Think about it. The theory is simply untenable.

Next!

I always laugh at those who talk about how statutes of Romans “look.” First of all, you cannot tell coloring from a statue. Statutes of Augustus make him look like any Caucasian. A long face and a big nose. Some people purport he looks Nordic. Yet the sources that describe him also state that his eyebrows met above his nose, i.e., that he had a unibrow. Know any blondes with unibrows? Didn’t think so.

You can’t tell coloring from a statue.

Secondly, and here is the biggest point: Roman statues were IDEALIZED. That is, they made folks look like they had more regular features than they had. Now I’m not saying that Italians are ugly or anything. But by and large, they have bigger noses and bigger jaws than more Northern populations. The statues tend to reduce these things to go for a more uniform, idealized look. If you don’t know this, you’ve never studied Art History. Ah well.

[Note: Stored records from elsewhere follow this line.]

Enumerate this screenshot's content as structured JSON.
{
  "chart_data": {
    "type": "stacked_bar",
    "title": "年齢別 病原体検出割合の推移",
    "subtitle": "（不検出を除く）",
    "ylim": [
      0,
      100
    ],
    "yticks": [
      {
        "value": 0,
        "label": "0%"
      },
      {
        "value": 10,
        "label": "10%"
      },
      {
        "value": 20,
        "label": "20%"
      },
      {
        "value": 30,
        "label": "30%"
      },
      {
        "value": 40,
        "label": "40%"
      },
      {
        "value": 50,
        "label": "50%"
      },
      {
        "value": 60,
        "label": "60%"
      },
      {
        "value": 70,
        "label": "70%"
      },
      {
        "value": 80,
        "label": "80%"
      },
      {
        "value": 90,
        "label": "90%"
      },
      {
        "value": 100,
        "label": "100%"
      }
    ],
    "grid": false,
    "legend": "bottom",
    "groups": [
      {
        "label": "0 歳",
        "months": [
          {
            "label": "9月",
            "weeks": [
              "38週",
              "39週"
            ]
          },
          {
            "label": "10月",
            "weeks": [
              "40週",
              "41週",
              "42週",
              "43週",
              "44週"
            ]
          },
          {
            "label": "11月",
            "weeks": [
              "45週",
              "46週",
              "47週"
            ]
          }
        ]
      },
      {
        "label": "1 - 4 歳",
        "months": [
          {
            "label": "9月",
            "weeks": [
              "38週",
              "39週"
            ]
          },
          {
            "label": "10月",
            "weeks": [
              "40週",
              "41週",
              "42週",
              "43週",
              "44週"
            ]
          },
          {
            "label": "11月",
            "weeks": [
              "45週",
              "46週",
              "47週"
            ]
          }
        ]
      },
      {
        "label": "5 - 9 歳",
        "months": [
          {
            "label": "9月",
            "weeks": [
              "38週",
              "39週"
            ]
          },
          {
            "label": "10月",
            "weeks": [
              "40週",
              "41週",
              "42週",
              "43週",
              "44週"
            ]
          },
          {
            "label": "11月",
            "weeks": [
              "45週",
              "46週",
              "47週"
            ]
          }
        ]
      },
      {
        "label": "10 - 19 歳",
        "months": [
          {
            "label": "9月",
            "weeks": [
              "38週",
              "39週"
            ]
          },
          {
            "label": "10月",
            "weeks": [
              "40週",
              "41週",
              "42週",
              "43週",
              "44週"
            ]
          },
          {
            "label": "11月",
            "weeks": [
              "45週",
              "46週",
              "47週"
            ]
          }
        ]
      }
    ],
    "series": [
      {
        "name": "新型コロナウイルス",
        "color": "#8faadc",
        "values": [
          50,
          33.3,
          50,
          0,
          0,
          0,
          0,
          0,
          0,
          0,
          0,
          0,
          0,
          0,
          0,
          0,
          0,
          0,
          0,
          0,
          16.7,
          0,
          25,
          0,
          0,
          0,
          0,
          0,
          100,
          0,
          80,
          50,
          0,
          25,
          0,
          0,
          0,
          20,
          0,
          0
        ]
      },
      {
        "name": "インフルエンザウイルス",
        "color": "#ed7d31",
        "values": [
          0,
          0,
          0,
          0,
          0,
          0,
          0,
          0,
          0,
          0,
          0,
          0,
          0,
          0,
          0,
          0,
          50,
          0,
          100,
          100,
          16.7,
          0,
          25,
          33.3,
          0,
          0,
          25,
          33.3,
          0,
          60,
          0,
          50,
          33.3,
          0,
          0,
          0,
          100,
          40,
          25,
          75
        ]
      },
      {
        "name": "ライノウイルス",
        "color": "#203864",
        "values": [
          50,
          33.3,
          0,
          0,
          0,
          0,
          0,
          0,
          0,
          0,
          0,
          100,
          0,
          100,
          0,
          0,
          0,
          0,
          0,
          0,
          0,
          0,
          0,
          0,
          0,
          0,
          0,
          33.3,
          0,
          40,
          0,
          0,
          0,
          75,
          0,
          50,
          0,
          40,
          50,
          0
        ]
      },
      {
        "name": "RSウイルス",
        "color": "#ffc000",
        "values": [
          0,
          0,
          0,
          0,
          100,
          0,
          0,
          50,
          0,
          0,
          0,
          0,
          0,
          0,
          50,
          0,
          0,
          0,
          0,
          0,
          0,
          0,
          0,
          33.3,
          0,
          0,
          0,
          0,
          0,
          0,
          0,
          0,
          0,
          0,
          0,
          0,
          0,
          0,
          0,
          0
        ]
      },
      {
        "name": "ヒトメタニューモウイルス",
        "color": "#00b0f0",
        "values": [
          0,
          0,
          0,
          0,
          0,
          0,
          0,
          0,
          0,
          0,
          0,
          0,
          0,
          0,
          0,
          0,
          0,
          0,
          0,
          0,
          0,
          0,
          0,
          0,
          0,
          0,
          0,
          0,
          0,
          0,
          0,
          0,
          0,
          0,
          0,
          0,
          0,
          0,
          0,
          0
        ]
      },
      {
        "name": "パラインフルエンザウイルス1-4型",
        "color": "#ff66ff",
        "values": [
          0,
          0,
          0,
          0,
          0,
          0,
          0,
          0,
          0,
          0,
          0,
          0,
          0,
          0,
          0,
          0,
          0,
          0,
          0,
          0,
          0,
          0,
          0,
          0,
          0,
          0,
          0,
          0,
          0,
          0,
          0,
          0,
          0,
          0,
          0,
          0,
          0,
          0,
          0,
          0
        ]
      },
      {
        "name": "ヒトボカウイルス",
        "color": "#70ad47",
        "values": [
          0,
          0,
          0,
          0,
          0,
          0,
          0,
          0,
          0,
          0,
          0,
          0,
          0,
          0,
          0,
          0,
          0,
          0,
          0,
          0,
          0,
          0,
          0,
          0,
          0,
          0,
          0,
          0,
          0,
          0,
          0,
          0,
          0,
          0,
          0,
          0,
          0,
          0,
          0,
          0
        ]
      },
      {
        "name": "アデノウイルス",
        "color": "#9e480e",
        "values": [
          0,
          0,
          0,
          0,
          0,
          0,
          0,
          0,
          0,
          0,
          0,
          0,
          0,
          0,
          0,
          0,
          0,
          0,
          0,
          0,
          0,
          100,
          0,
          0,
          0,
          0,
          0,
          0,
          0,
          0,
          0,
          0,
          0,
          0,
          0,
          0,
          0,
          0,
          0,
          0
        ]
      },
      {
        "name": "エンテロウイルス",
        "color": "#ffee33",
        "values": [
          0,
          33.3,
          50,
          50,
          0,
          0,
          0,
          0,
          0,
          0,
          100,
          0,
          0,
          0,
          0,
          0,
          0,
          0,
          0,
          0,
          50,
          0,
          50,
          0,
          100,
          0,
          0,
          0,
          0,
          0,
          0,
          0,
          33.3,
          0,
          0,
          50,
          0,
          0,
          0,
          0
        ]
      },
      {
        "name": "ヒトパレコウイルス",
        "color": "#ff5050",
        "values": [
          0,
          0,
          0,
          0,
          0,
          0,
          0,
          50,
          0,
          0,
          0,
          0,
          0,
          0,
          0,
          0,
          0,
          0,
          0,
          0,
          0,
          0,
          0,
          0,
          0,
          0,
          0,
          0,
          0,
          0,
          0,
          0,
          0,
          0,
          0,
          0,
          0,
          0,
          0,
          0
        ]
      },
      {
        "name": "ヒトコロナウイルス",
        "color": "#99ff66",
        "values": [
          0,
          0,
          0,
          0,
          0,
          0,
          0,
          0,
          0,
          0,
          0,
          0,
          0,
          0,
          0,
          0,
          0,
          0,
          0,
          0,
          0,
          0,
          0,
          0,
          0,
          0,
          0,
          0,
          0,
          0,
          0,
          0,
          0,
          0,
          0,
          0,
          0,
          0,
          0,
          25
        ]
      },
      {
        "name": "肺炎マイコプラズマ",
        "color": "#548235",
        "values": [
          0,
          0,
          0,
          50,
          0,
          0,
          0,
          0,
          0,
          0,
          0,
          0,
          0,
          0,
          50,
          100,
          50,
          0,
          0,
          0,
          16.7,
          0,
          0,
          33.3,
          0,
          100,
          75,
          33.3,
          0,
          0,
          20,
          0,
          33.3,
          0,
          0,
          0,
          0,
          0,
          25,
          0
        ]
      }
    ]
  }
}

Finally, I challenge folks to Google statues of “pure” Romans such as Portius Cato and Marcus Agrippa. They are indistinguishable from any average Southern Italian you might see, today when it comes to facial shape and facial features. Imagine the statutes with brown hair. You have a modern Italian. Plain and simple.

:dubious: My understanding of Roman sculpture is that it was the opposite of what you assert. Roman sculpture was known for its more realistic approach, especially compared to Greek sculpture.

Take a look at this bust of Cato the elder, it doesn’t look very idealized.

I think that the ancient Romans were very similar in appearance to the modern Italians once you take clothing, hair styles and other such matters into account.

I would point out that you see quite a few blondes in Italy and light colored eyes weren’t uncommon either then or now.

You want a couple of tissues after all that?